Os ciclos de doenças foram encurtados, e surtos e epidemias são cada vez maiores e mais impactantes, como no caso de dengue, monkeypox e oropouche, lembra Spilki.
— Não temos a menor dúvida de que essa não foi a última ameaça que passamos contra a espécie, muito menos nesta década — alerta o virologista.
Acho que ganhamos no final. (...) Mais de 90% da população brasileira tomou pelo menos duas doses da vacina contra covid
PEDRO HALLAL
Epidemiologista e professor da Universidade de Illinois (EUA)
Embora haja motivos para preocupação, Hallal prefere ser mais otimista e afirma que gostaria de estar certo na previsão de que a geração atual não viverá outra pandemia.
A humanidade está mais preparada e equipada para lidar com a possibilidade de outra crise sanitária global, acreditam os cientistas.
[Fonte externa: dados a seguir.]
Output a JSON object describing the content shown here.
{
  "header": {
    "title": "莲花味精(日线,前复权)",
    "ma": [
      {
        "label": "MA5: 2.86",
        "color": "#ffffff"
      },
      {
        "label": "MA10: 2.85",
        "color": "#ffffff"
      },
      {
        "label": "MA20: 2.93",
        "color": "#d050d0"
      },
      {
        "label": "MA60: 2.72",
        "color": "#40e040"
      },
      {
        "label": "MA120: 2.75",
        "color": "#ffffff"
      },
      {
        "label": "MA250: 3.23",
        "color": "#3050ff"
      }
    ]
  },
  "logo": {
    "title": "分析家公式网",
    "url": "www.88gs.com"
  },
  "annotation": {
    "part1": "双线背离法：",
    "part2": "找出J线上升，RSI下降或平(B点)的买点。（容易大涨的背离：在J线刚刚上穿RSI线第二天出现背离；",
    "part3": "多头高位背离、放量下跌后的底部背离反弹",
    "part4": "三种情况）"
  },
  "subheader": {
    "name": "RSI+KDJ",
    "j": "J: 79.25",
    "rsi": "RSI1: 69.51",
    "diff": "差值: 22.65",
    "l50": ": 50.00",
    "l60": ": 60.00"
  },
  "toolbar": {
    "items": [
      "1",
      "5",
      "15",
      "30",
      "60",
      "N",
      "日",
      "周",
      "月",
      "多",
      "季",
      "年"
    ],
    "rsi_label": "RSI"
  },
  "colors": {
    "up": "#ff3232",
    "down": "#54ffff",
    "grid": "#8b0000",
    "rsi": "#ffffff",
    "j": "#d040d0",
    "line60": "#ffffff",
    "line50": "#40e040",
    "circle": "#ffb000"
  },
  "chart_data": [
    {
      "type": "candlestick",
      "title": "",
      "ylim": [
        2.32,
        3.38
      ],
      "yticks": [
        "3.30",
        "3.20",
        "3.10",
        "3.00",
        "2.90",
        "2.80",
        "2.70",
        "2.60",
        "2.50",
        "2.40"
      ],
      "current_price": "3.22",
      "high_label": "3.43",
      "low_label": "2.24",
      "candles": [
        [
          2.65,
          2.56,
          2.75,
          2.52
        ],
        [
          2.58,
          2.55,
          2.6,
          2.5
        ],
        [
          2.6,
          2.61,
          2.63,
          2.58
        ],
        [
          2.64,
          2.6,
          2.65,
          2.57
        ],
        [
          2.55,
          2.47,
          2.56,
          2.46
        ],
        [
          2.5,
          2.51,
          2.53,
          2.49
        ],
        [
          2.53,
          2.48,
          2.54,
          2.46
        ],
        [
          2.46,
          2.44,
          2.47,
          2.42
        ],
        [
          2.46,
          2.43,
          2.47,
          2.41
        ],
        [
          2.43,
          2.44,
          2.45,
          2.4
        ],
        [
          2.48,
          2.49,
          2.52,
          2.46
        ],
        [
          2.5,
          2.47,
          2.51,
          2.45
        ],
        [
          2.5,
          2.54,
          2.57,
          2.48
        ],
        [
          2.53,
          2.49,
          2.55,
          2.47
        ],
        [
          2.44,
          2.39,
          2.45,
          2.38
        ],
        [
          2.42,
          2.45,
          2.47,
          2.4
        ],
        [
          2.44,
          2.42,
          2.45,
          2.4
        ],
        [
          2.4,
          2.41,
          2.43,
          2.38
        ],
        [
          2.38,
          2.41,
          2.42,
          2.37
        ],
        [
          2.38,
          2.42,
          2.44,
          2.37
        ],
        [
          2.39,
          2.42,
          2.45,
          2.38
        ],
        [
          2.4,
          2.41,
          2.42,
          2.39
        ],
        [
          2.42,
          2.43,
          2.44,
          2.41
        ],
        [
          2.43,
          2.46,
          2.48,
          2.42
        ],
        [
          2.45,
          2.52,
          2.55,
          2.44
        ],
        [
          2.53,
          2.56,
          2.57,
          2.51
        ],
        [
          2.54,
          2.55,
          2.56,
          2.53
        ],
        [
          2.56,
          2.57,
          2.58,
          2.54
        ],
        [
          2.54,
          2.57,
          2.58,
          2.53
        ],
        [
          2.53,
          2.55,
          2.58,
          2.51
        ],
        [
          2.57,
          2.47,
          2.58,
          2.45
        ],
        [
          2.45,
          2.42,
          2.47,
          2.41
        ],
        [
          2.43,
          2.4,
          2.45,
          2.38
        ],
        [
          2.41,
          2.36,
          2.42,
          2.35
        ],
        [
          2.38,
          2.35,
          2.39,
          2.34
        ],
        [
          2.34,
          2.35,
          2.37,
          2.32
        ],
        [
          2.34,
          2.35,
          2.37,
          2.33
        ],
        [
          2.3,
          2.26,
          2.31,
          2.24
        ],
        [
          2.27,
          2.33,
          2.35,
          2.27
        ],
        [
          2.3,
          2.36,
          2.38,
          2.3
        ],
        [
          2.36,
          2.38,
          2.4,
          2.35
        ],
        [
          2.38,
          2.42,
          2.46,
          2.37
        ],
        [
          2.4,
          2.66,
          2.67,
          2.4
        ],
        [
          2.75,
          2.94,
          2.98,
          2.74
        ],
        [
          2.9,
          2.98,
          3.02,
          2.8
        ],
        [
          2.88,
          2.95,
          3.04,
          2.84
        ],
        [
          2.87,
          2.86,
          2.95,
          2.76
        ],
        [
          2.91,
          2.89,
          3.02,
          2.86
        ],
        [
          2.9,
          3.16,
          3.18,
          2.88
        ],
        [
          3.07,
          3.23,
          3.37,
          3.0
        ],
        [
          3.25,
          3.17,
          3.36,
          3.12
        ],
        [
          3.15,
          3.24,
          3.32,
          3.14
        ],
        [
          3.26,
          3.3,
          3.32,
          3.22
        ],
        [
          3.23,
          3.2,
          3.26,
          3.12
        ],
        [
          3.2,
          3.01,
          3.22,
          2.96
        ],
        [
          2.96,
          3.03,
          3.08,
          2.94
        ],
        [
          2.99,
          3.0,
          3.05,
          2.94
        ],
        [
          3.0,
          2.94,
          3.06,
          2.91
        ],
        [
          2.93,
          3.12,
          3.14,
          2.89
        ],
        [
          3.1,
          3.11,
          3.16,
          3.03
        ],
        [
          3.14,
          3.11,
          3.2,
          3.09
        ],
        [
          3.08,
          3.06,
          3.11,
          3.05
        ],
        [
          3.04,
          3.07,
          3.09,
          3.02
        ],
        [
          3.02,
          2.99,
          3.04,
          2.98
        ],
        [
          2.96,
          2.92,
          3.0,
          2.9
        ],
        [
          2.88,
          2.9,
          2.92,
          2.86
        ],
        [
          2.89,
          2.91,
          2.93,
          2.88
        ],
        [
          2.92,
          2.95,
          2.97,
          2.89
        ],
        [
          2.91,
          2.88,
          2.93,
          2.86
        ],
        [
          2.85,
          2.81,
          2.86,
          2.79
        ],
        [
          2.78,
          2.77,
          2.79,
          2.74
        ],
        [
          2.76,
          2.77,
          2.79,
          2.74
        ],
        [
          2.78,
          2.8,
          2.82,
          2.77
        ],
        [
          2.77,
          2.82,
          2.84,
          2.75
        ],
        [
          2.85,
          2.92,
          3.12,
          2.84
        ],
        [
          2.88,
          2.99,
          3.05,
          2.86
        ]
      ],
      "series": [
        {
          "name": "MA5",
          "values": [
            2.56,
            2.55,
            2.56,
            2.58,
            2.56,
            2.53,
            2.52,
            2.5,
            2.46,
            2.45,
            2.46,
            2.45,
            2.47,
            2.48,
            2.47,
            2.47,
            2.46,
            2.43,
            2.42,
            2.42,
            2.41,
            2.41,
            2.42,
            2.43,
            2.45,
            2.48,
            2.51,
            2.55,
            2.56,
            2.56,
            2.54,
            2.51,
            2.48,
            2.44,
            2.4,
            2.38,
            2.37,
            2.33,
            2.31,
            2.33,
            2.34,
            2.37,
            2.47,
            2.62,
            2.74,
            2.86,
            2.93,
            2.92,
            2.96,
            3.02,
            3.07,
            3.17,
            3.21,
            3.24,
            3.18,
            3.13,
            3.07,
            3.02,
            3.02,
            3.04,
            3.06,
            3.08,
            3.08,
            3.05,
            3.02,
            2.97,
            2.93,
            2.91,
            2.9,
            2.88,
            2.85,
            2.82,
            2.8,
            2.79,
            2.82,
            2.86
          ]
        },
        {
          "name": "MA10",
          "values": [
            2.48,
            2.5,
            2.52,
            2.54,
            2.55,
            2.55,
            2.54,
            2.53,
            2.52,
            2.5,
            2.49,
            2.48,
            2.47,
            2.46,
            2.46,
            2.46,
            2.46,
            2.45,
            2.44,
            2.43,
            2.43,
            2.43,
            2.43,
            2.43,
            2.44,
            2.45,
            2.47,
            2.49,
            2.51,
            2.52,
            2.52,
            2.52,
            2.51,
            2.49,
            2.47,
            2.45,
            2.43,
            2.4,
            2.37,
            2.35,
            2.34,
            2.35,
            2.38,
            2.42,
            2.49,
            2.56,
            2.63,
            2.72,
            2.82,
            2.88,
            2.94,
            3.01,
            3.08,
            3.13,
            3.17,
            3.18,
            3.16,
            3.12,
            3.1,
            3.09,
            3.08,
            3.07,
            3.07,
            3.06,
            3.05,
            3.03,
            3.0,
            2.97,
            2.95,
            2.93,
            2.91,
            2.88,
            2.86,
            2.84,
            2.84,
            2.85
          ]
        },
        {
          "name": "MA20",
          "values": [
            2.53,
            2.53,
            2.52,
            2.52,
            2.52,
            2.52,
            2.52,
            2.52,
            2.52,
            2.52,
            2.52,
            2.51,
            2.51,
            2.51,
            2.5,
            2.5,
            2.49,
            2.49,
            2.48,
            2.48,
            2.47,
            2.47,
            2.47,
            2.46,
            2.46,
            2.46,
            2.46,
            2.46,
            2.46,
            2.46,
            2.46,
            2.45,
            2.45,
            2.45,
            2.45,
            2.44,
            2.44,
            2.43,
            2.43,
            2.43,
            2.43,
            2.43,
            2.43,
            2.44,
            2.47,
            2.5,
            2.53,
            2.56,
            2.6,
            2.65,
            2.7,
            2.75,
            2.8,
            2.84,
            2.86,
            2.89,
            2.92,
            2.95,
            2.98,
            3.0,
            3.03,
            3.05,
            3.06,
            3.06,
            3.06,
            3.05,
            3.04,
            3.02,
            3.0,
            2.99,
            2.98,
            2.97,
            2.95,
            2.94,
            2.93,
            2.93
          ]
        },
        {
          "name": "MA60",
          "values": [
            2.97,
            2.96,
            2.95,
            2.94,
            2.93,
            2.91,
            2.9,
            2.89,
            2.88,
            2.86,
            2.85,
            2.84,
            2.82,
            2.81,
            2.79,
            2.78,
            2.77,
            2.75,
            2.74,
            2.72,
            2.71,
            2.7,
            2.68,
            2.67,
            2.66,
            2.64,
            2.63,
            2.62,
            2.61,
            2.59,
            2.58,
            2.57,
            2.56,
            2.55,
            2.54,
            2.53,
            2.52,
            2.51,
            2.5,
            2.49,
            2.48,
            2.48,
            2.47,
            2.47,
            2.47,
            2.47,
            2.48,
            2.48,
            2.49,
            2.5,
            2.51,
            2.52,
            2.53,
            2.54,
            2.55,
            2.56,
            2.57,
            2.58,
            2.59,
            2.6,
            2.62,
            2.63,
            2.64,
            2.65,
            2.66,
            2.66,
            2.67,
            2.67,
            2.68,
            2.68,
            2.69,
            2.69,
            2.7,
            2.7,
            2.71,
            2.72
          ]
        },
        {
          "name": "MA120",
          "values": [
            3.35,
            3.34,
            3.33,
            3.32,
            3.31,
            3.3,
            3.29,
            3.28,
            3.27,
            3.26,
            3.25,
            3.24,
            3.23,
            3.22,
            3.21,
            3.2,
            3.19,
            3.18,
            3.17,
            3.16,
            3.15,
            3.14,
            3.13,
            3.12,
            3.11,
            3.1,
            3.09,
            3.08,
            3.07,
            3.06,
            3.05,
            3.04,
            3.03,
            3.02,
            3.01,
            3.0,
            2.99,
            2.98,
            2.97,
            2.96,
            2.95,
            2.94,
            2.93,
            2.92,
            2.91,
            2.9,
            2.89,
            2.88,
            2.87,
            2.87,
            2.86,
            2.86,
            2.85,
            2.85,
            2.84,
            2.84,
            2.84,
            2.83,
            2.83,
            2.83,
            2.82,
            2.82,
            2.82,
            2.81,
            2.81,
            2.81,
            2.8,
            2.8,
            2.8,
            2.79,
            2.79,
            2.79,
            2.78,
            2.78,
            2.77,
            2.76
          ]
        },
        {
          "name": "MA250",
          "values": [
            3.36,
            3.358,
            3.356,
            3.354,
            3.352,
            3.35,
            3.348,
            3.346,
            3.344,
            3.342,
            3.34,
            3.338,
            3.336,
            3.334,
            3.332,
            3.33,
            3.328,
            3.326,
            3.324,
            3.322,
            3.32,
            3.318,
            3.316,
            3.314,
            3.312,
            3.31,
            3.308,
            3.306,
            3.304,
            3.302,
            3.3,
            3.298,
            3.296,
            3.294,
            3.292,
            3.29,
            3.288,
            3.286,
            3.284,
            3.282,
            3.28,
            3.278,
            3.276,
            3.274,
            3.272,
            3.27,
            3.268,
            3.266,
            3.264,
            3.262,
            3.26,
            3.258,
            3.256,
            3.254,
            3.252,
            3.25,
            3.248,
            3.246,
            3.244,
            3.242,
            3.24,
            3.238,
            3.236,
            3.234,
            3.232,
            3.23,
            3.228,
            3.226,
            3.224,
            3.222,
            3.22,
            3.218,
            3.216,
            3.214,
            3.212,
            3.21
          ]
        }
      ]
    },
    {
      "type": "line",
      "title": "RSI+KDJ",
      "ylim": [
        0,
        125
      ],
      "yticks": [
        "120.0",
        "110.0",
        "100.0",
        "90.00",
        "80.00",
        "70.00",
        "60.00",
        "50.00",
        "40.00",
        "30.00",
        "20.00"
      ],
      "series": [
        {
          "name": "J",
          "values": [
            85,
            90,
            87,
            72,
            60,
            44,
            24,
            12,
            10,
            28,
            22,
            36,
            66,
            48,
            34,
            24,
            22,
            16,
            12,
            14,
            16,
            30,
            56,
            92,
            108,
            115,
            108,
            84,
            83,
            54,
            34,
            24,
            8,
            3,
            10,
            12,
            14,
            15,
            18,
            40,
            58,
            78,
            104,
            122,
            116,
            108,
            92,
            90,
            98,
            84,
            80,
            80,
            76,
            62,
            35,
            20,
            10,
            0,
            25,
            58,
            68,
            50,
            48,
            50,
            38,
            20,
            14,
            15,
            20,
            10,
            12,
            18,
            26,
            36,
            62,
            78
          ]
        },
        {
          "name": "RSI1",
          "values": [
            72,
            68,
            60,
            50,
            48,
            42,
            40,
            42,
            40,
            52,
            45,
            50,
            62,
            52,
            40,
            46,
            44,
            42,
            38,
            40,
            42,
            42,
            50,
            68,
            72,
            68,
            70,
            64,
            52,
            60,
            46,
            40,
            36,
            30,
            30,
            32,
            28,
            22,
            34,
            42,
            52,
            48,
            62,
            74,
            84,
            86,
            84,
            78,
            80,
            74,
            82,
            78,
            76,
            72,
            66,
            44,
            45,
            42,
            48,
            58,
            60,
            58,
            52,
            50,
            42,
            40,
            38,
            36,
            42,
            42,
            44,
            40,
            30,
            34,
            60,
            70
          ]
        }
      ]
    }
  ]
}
Isso inclui o desenvolvimento de testes, os sistemas de vigilância epidemiológica e a tecnologia para geração rápida de vacinas (com destaque para o mRNA).
Receios quanto ao futuro
A curto prazo, há preocupação com os novos influenzas que vêm circulando, especialmente a gripe aviária H5N1. A médio e longo prazo, é preciso examinar e monitorar todas as espécies animais de origem desses vírus (silvestres e domésticas), antecipando-se a possíveis transmissões.
No Instituto Nacional de Ciência e Tecnologia em Vigilância Genômica de Vírus e Saúde Única, com sede na Feevale, pesquisadores se dedicam a essa tarefa. Ações como essa levaram à descoberta de um novo coronavírus em morcegos na China, que está sendo vigiado.
— Não podemos mais nos furtar e esperar que aconteça, não podemos mais deixar que a espécie humana passe pela catástrofe que foi a pandemia de covid-19 — apela Spilki.
O professor da Feevale diz que tem receios quanto ao futuro. Lições fundamentais como a higiene das mãos, a utilização de máscara quando se está doente e a ventilação dos locais já foram descartadas por parte da população.
Em um mundo em que a verdade científica é contestada, o virologista teme não haver condições de acordo para promover medidas não farmacológicas de controle que foram importantes no início da pandemia, como isolamento social e uso de máscara.